Implicit iterative Gauss-Seidel method
 
I have developed a numerical code. I want to solve the Navier-stokes equations with implicit method. I used point by point Gauss-Seidel method. I applied the developed code for the flow around a cylinder. I use the finite volume method with body fitted mesh.the total mesh number is about 600 000. Also I use the collocated mesh and the dual time stepping method and LES for turbulence.

my questions:

1) is the gauss-seidel method, unconditionally stable for my problem(even for large CFL~100 )?

2) what other methods do you suggest instead of Gauss-Seidel (direct methods or iterative methods)?

dshawul November 24, 2010 12:31

Quote:

Originally Posted by dearboy (Post 284457)
I have developed a numerical code. I want to solve the Navier-stokes equations with implicit method. I used point by point Gauss-Seidel method. I applied the developed code for the flow around a cylinder. I use the finite volume method with body fitted mesh.the total mesh number is about 600 000. Also I use the collocated mesh and the dual time stepping method and LES for turbulence.

my questions:

1) is the gauss-seidel method, unconditionally stable for my problem(even for large CFL~100 )?

2) what other methods do you suggest instead of Gauss-Seidel (direct methods or iterative methods)?

(1)I am not an expert but I think that the method used for iterative solution is not affected by the CFL number. The CFL number is used to control the stability of the time discretization scheme (i.e for explicit or crank-nicholson). Gauss seidel will always converge for a diagonally dominant matrix.
(2) You can try conjugate gradient methods which are much faster and relatively easy to implement.

dearboy November 24, 2010 22:39

Many thanks Daniel,
your help is useful.
The used gauss-seidel in my code converges very good( for 10-20 iteration with under-relaxation factor about 0.65). I have used three-layer backward difference scheme for time discretization. It seems that this scheme should be unconditionally stable( I'm not sure!). So may be my time discretization is not suitable or not unconditionally stable. I will change it to Crank–Nicolson.
If you have any helpful suggestion please let me know about it.
Many thanks.

Dennis November 28, 2010 07:24

The three-layer backward difference scheme is unconditionally stable, so it will not explode for high CFL numbers. Furthermore it is second order accurate (like Crank-Nicholson).

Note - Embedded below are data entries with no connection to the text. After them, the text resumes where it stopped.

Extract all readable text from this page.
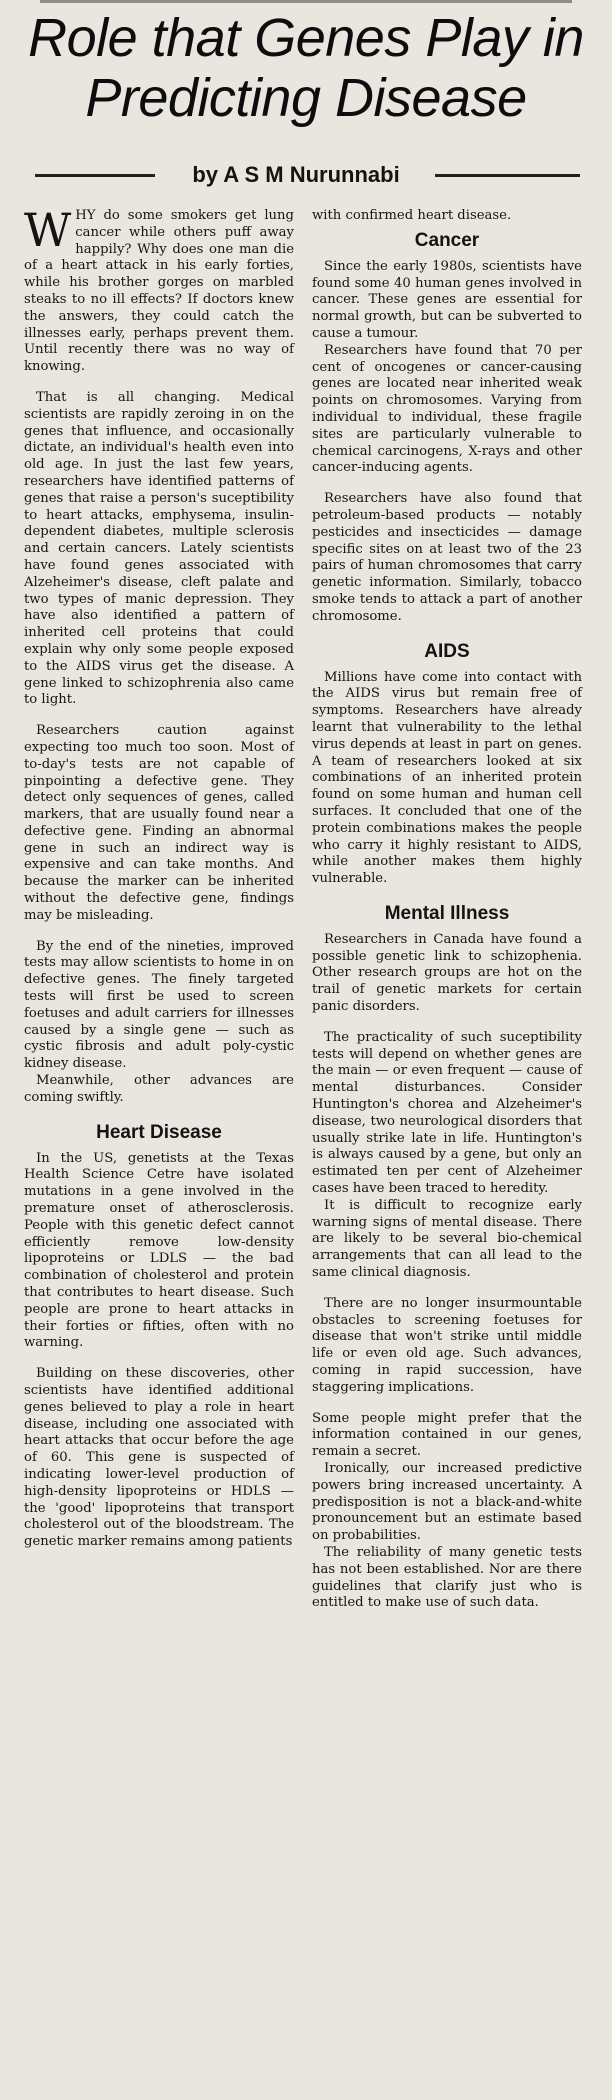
Role that Genes Play in Predicting Disease
by A S M Nurunnabi

WHY do some smokers get lung cancer while others puff away happily? Why does one man die of a heart attack in his early forties, while his brother gorges on marbled steaks to no ill effects? If doctors knew the answers, they could catch the illnesses early, perhaps prevent them. Until recently there was no way of knowing.

That is all changing. Medical scientists are rapidly zeroing in on the genes that influence, and occasionally dictate, an individual's health even into old age. In just the last few years, researchers have identified patterns of genes that raise a person's suceptibility to heart attacks, emphysema, insulin-dependent diabetes, multiple sclerosis and certain cancers. Lately scientists have found genes associated with Alzeheimer's disease, cleft palate and two types of manic depression. They have also identified a pattern of inherited cell proteins that could explain why only some people exposed to the AIDS virus get the disease. A gene linked to schizophrenia also came to light.

Researchers caution against expecting too much too soon. Most of to-day's tests are not capable of pinpointing a defective gene. They detect only sequences of genes, called markers, that are usually found near a defective gene. Finding an abnormal gene in such an indirect way is expensive and can take months. And because the marker can be inherited without the defective gene, findings may be misleading.

By the end of the nineties, improved tests may allow scientists to home in on defective genes. The finely targeted tests will first be used to screen foetuses and adult carriers for illnesses caused by a single gene — such as cystic fibrosis and adult poly-cystic kidney disease.

Meanwhile, other advances are coming swiftly.

Heart Disease

In the US, genetists at the Texas Health Science Cetre have isolated mutations in a gene involved in the premature onset of atherosclerosis. People with this genetic defect cannot efficiently remove low-density lipoproteins or LDLS — the bad combination of cholesterol and protein that contributes to heart disease. Such people are prone to heart attacks in their forties or fifties, often with no warning.

Building on these discoveries, other scientists have identified additional genes believed to play a role in heart disease, including one associated with heart attacks that occur before the age of 60. This gene is suspected of indicating lower-level production of high-density lipoproteins or HDLS — the 'good' lipoproteins that transport cholesterol out of the bloodstream. The genetic marker remains among patients

with confirmed heart disease.

Cancer

Since the early 1980s, scientists have found some 40 human genes involved in cancer. These genes are essential for normal growth, but can be subverted to cause a tumour.

Researchers have found that 70 per cent of oncogenes or cancer-causing genes are located near inherited weak points on chromosomes. Varying from individual to individual, these fragile sites are particularly vulnerable to chemical carcinogens, X-rays and other cancer-inducing agents.

Researchers have also found that petroleum-based products — notably pesticides and insecticides — damage specific sites on at least two of the 23 pairs of human chromosomes that carry genetic information. Similarly, tobacco smoke tends to attack a part of another chromosome.

AIDS

Millions have come into contact with the AIDS virus but remain free of symptoms. Researchers have already learnt that vulnerability to the lethal virus depends at least in part on genes. A team of researchers looked at six combinations of an inherited protein found on some human and human cell surfaces. It concluded that one of the protein combinations makes the people who carry it highly resistant to AIDS, while another makes them highly vulnerable.

Mental Illness

Researchers in Canada have found a possible genetic link to schizophenia. Other research groups are hot on the trail of genetic markets for certain panic disorders.

The practicality of such suceptibility tests will depend on whether genes are the main — or even frequent — cause of mental disturbances. Consider Huntington's chorea and Alzeheimer's disease, two neurological disorders that usually strike late in life. Huntington's is always caused by a gene, but only an estimated ten per cent of Alzeheimer cases have been traced to heredity.

It is difficult to recognize early warning signs of mental disease. There are likely to be several bio-chemical arrangements that can all lead to the same clinical diagnosis.

There are no longer insurmountable obstacles to screening foetuses for disease that won't strike until middle life or even old age. Such advances, coming in rapid succession, have staggering implications.

Some people might prefer that the information contained in our genes, remain a secret.

Ironically, our increased predictive powers bring increased uncertainty. A predisposition is not a black-and-white pronouncement but an estimate based on probabilities.

The reliability of many genetic tests has not been established. Nor are there guidelines that clarify just who is entitled to make use of such data.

But, do not forget that you still want to compute physics hence you still need to set a time step appropriate for your problem. For the cylinder you want to resolve the oscillations of the wake for instance.

For the linear system solve you can also look at Krylov subspace methods (like conjugate gradient suggested earlier), these are generally faster. If you are using a pressure correction method, you can also use a direct solver for the poisson term.

dearboy November 28, 2010 21:59

Hi Dennis,
Many thanks for your reply.
I know that I should use appropriate time steps. but I have used dual time stepping (Artificial compressibility method) in my solution and this method in each physical time need to be converged (with iterations). if we use the high CFL number in virtual (pseudo) time we can reduce the number of iterations. regarding to this issue, I need this unconditionally stable methods to increase the time steps in virtual time.
I should mention that despite using the implicit method in my numerical code, my time steps is very small (about 0.00005 s). I don't know why for larger time steps my implicit solution is not stable.

dshawul November 29, 2010 10:18

Quote:

Originally Posted by dearboy (Post 285137)
I should mention that despite using the implicit method in my numerical code, my time steps is very small (about 0.00005 s). I don't know why for larger time steps my implicit solution is not stable.

Hi,
If you use PISO you still have to use small time steps. The momentum discretization is assumed to be frozen
while doing multiple pressure corrections, which is true only at small time steps. More at page 152 of this document
http://www.scribd.com/doc/27927305/N...outer_page_152

Edit: I see now you use Artificial copressibilty method, which I am not familiar with. Anyway implicit methods may
still require small time steps for reasons like that.